The downside of not investing in human capital and ignoring skill development on a countrywide scale can be catastrophic. First, the unemployment and underemployment figures are reaching an alarming proportion. This generates a significant amount of negative sentiments among the victims of this socio-economic inequity. These push them towards anti-social activities, and they could join the rank of terrorists, separatists and criminals, thus engineering socio-political instability.
Second, with societal needs comprising manufacturing, services and agriculture not being met, and as other economies meet the skills requirements of their industries, the handicap is going to hurt our industry even more and adversely undermine our competitiveness.
Third, as we have seen in some cases among the BPO/ITES, if the requisite skills are not available in the country, foreign establishments not willing to compromise on quality are likely to take flight and look for other countries to establish their operations. Apart from all this, there is the real problem of rural-urban migration.
A preliminary inquiry tells us that we need a skilled workforce in almost all sectors. In the construction sector alone, we need to skill in scaffolding, masonry, fencing, tiling, painting and finishing, plumbing, carpentry, building, sanitation, water, ready mix cement, facilities management and back-up support.
Skills should be benchmarked to national and, where possible, international standards. The system should provide for mobility and re-skilling opportunities as individuals gain in experience and expertise, and seek value addition for improvement in their prospects.
There are four challenges that need to be addressed. The first is availability of infrastructure: this can be resolved by bringing in “off hour” usage of the existing training and academic institutions, and most importantly, through redundancies that exist in the corporate sector.
The second is benchmarking. The skills must be nationally and globally benchmarked, and the content should be attuned to changes that take care of the variability that local conditions bring into the picture. This could be done by involving occupational experts from industry, academic experts with experience and the method of designing and delivering cutting-edge syllabi and assessments.

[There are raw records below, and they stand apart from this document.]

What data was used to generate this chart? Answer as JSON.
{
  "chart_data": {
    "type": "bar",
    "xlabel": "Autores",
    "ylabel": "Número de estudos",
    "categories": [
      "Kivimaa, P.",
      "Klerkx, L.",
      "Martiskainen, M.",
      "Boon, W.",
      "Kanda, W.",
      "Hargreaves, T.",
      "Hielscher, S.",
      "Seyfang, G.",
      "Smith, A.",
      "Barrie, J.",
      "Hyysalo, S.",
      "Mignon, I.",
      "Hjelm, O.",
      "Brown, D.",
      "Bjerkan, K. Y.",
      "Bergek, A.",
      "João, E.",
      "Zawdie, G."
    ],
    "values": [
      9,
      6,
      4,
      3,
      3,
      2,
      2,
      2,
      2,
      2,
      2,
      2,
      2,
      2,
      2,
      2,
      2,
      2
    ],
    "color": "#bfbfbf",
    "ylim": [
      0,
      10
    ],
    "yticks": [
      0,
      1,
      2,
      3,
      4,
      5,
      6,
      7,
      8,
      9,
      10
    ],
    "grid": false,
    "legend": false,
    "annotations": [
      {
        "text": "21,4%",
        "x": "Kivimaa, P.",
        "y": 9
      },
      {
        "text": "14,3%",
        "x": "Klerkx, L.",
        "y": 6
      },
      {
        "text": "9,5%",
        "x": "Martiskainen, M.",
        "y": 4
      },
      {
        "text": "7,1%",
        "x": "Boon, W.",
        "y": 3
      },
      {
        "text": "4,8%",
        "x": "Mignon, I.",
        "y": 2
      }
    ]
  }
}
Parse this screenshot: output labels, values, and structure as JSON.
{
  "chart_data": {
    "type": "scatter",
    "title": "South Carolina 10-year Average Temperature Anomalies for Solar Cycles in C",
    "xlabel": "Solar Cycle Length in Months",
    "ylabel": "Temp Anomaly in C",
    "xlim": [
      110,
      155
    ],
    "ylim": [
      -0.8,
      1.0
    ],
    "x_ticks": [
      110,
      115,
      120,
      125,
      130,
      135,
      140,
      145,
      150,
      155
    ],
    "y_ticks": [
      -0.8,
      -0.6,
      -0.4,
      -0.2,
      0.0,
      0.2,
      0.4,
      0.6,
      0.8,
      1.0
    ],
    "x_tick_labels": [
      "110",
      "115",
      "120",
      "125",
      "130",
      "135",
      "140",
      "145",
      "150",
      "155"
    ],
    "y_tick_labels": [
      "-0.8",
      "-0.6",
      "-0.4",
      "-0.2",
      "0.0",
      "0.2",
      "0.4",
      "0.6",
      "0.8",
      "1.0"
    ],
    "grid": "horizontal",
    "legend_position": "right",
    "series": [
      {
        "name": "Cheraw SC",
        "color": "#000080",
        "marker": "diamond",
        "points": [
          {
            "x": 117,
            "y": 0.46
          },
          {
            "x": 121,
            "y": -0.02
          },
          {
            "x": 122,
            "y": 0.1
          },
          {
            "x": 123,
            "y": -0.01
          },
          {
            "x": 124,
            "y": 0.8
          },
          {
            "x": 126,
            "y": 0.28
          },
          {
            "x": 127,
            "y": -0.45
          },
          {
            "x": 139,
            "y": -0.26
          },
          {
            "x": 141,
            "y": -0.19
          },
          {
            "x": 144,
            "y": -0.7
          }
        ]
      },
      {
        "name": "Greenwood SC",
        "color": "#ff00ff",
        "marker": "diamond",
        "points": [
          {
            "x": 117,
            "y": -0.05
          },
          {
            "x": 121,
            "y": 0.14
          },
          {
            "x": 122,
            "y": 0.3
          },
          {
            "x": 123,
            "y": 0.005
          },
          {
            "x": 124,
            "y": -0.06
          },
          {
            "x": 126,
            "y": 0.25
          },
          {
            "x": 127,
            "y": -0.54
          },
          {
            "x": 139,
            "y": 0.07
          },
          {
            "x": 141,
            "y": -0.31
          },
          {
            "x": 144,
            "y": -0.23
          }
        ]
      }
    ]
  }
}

The third is quality assurance. The structure should include teams of visiting verifiers, quality inspectors, trainers to discharge training programmers and specially trained and qualified teams of independent assessors, who certify to benchmarked standards.
The fourth is the cost of training. These courses should be highly affordable. Besides, such training could be subsidised by development institutions, employers and philanthropic organisations, and be part of the corporate social responsibility programme.
There is enough room, requirement and opportunity for each of us to contribute.
There are some who talk about public/private participation. Hand over the ITIs to private sector managements and things will work out. It will not; we have too few ITIs and we have been trying to make this work for quite some time now. The fruits of such effort, if at all, are quite small compared to what must be done. The government has already taken a bold and new initiative with the unique identification exercise by bringing in a successful private sector entrepreneur and manager and put funds at his disposal with a clear mandate of what he must do. One needs a similar initiative in generating skill. Not a wishy-washy attempt of creating joint management teams where each can point to the other for inaction. Choose a successful entrepreneur, put money in his, or her, hands and give that person a simple objective of generating a skilled and employable workforce.
The writer is a former GOC-in-C, Western Command.